I appreciate this might not seem like a big trauma but it was the start of a lot more to come over the 6 years I was at the school and it is where I met my now ex husband who is the cause of most of the trauma.

Bach

It sounds pretty awful to me, Bounty. Not being able to feel safe or wanted anywhere you are. I can relate.

I'm having a hard time right now and no words of wisdom, but I do understand. I can offer you a hug if you want it  :hug: and my hope that telling helped at least a little. It usually does for me when I can do it but it's really hard to speak. I hope you are okay.

Kizzie

This may be small comfort Bounty but the fact that you do remember how that felt sounds like you're ready and willing to work through the trauma you experienced as a child and stored away like most of us tend to do.

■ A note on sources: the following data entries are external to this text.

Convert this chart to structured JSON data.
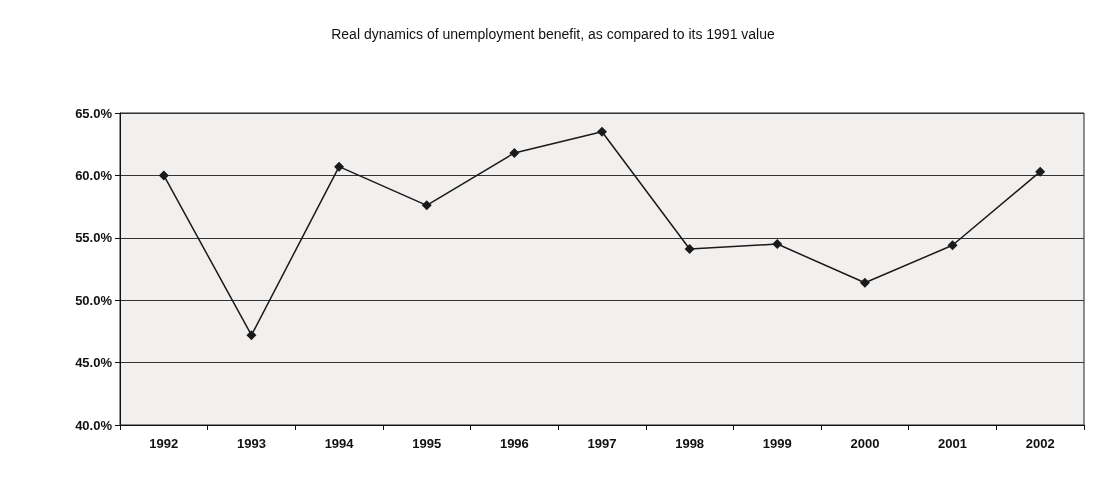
{
  "chart_data": {
    "type": "line",
    "title": "Real dynamics of unemployment benefit, as compared to its 1991 value",
    "categories": [
      "1992",
      "1993",
      "1994",
      "1995",
      "1996",
      "1997",
      "1998",
      "1999",
      "2000",
      "2001",
      "2002"
    ],
    "series": [
      {
        "color": "#1a1a1a",
        "values": [
          60.0,
          47.2,
          60.7,
          57.6,
          61.8,
          63.5,
          54.1,
          54.5,
          51.4,
          54.4,
          60.3
        ]
      }
    ],
    "ylim": [
      40,
      65
    ],
    "yticks": [
      {
        "value": 40,
        "label": "40.0%"
      },
      {
        "value": 45,
        "label": "45.0%"
      },
      {
        "value": 50,
        "label": "50.0%"
      },
      {
        "value": 55,
        "label": "55.0%"
      },
      {
        "value": 60,
        "label": "60.0%"
      },
      {
        "value": 65,
        "label": "65.0%"
      }
    ],
    "grid": "y",
    "marker": "diamond",
    "line_style": "solid"
  }
}
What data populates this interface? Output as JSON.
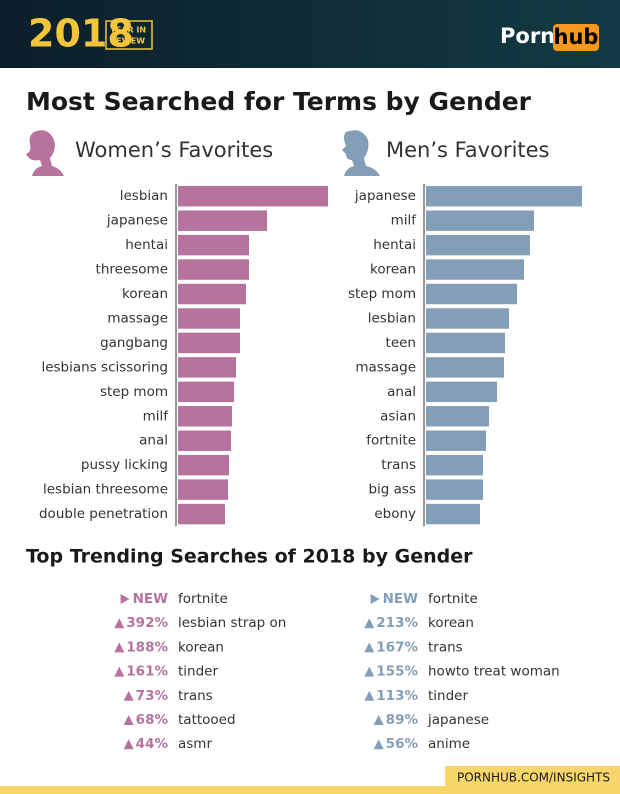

Sharing it with us and receiving validation and empathy is a healing step to take for yourself so bravo!  :grouphug:

Bounty

I don't want to remember and keep reliving everything over and over it's just to painful. Why can't people see the pain that's going on inside, why do I feel I have to put on a front because I'm scared what would happen to my children if I didn't.
I'm being pumped full of pills as if that's the answer to everything when in fact I would rather not be taking them at all, seems I don't have much of a choice as my voice and opinion counts for nothing.

Kizzie

No need to put on a front here Bounty. For many of us OOTS is a good place to start (re)learning we matter, that we have a voice and can (need to) use it. Those who traumatized us took away rights, power and control over our lives but we can take it back, for our sake and that of our families.  Here's a link to an article I really like about trauma and parenting you may find helpful - https://www.motherhoodandmore.com/a-love-letter-to-the-cycle-breakers/

:grouphug:   

Bounty

Thank you for the article, I often feel I'm harming my children because they see me crying and struggling to cope as well as seeing the marks on my arms from self harm.

I do my best to give them a normal life and most of the day that's possible but I also spend a lot of time apologising for snapping at the smallest of things because it's triggered something, I apologise for being so upset around them and I try not to let my son know how much he reminds me of his dad who is the cause of most of my trauma.

I feel like I'm never going to be move on completely because I had counselling and was doing well until a major trigger and I'm back where I started with more flashbacks from school not just the main trauma.

Kizzie

Sorry to hear you're dealing with a major trigger and flashbacks, they're awful as many of us here know only too well.  :grouphug: 

Parenting is just that much more difficult when we are triggered and suffering flashbacks.  Would family counseling be helpful for them and you possibly?  It might help them to understand what you are dealing with and that they are not the reason for your upset and self-harm, and perhaps the counselor could help you to come up with some ideas as a family to deal with times when you are struggling.